Ils soutiennent que la réinstallation de la croix chrétienne devant l’école primaire contrevient à l’article 28 de la loi du 9 décembre 1905.
Vu les autres pièces du dossier.
Vu :
la Constitution, notamment son article 1er ;
la loi du 9 décembre 1905 concernant la séparation des Eglises et de l’Etat, notamment son article 28 ;
le code de l’éducation ;
le code général des collectivités territoriales ;
le code général de la propriété des personnes publiques ;
le code des relations entre le public et les administrations ;
le code de justice administrative.
Considérant ce qui suit :
Par la présente requête, Mme A… et M. D… demandent au tribunal de faire respecter l’article 28 de la loi du 9 décembre 1905 en ordonnant le déplacement de la croix (ré)installée depuis le 1er août 2025 devant l’école primaire « Erick-Orsenna » à Villaines-les-Rochers (37190).
Sur le cadre juridique applicable :
Aux termes du premier alinéa de l’article 1er de la Constitution : « La France est une République indivisible, laïque, démocratique et sociale. Elle assure l’égalité devant la loi de tous les citoyens sans distinction d’origine, de race ou de religion. Elle respecte toutes les croyances ».
Le principe de laïcité, qui figure au nombre des droits et libertés que la Constitution garantit, impose notamment que la République assure la liberté de conscience et l’égalité de tous les citoyens devant la loi sans distinction de religion et garantisse le libre exercice des cultes. Il en résulte également la neutralité de l’Etat et des autres personnes publiques à l’égard des cultes, la République n’en reconnaissant ni n’en salariant aucun. La loi du 9 décembre 1905 concernant la séparation des Eglises et de l’Etat traduit ces exigences constitutionnelles.
Pour la mise en œuvre de ces principes, l’article 28 loi du 9 décembre 1905 précise que : « Il est interdit, à l’avenir, d’élever ou d’apposer aucun signe ou emblème religieux sur les monuments publics ou en quelque emplacement public que ce soit, à l’exception des édifices servant au culte, des terrains de sépulture dans les cimetières, des monuments funéraires ainsi que des musées ou expositions ».
Ces dispositions définissent ainsi, sous réserve des exceptions expressément prévues au même article, une interdiction ayant pour objet d’assurer la neutralité des personnes publiques à l’égard des cultes.
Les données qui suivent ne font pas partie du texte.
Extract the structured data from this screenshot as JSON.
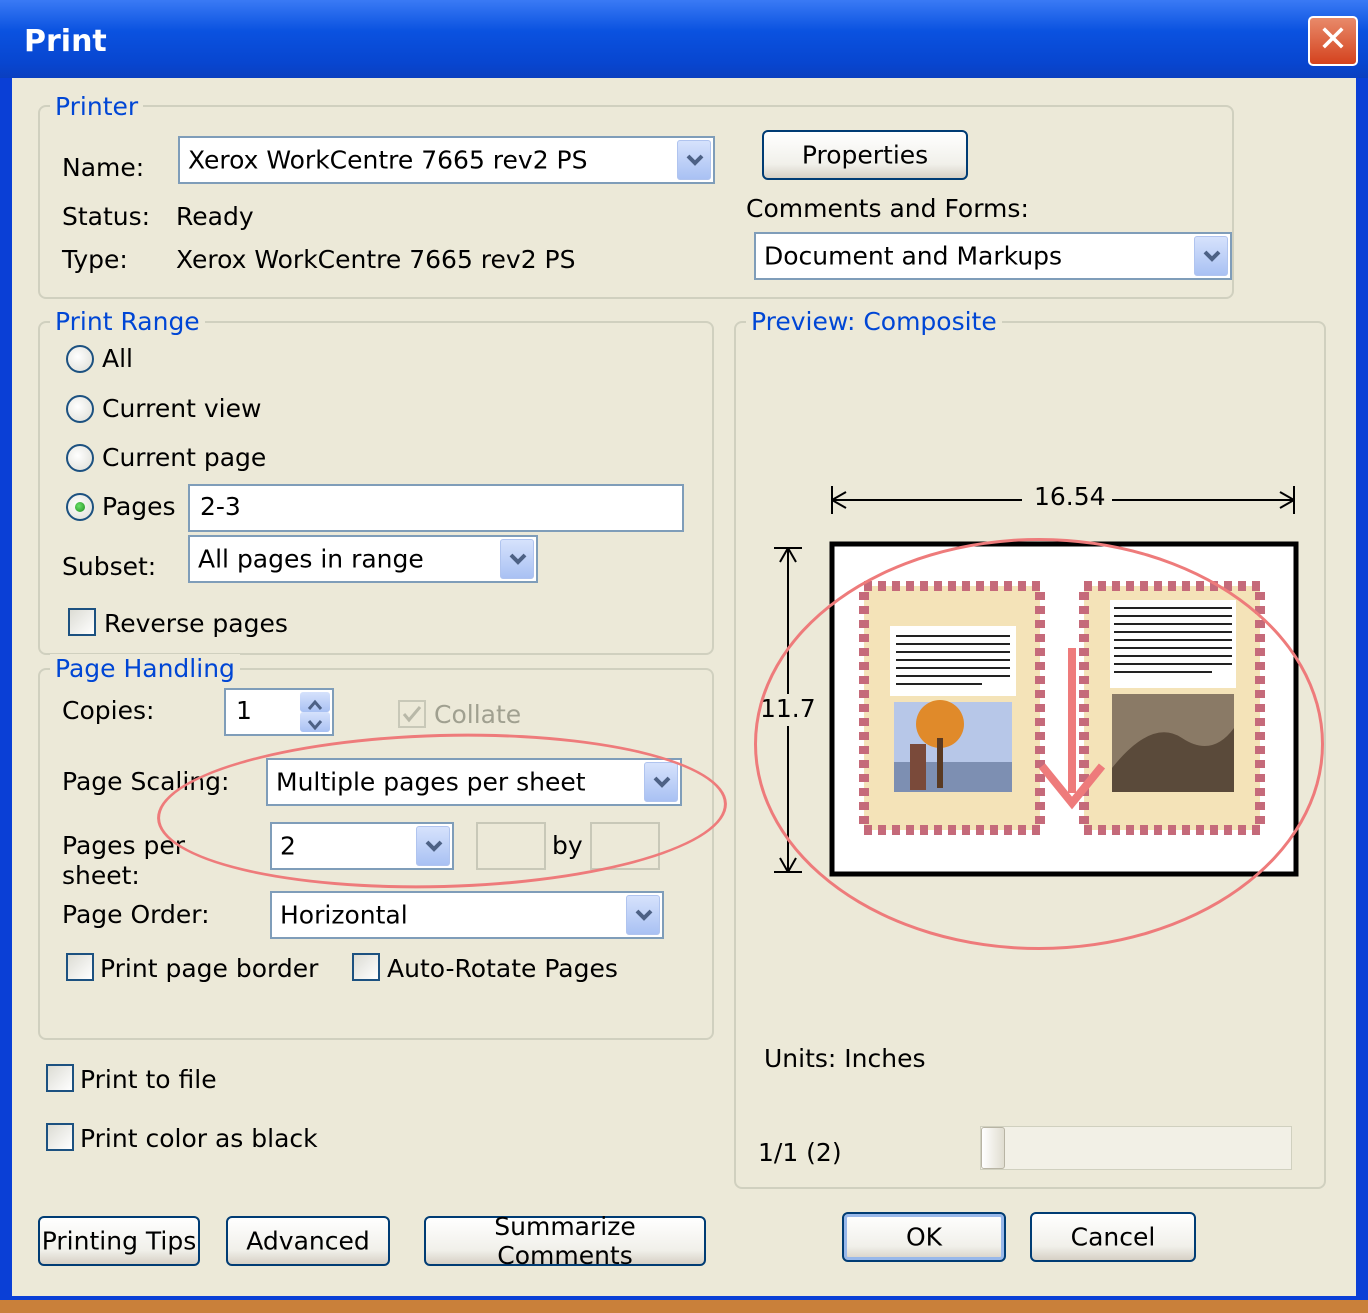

Elles s’opposent à toute installation, dans un emplacement public, d’un signe ou emblème manifestant la reconnaissance d’un culte ou marquant une préférence religieuse.
Il ne résulte ni des dispositions précitées de l’article 28 de la loi du 9 décembre 1905 ni d’aucune autre disposition législative que l’interdiction « à l’avenir, d’élever ou d’apposer aucun signe ou emblème religieux (…) en quelque emplacement public que ce soit » serait limitée aux seules dépendances du domaine public, sans devoir aussi trouver application au domaine privé des personnes publiques.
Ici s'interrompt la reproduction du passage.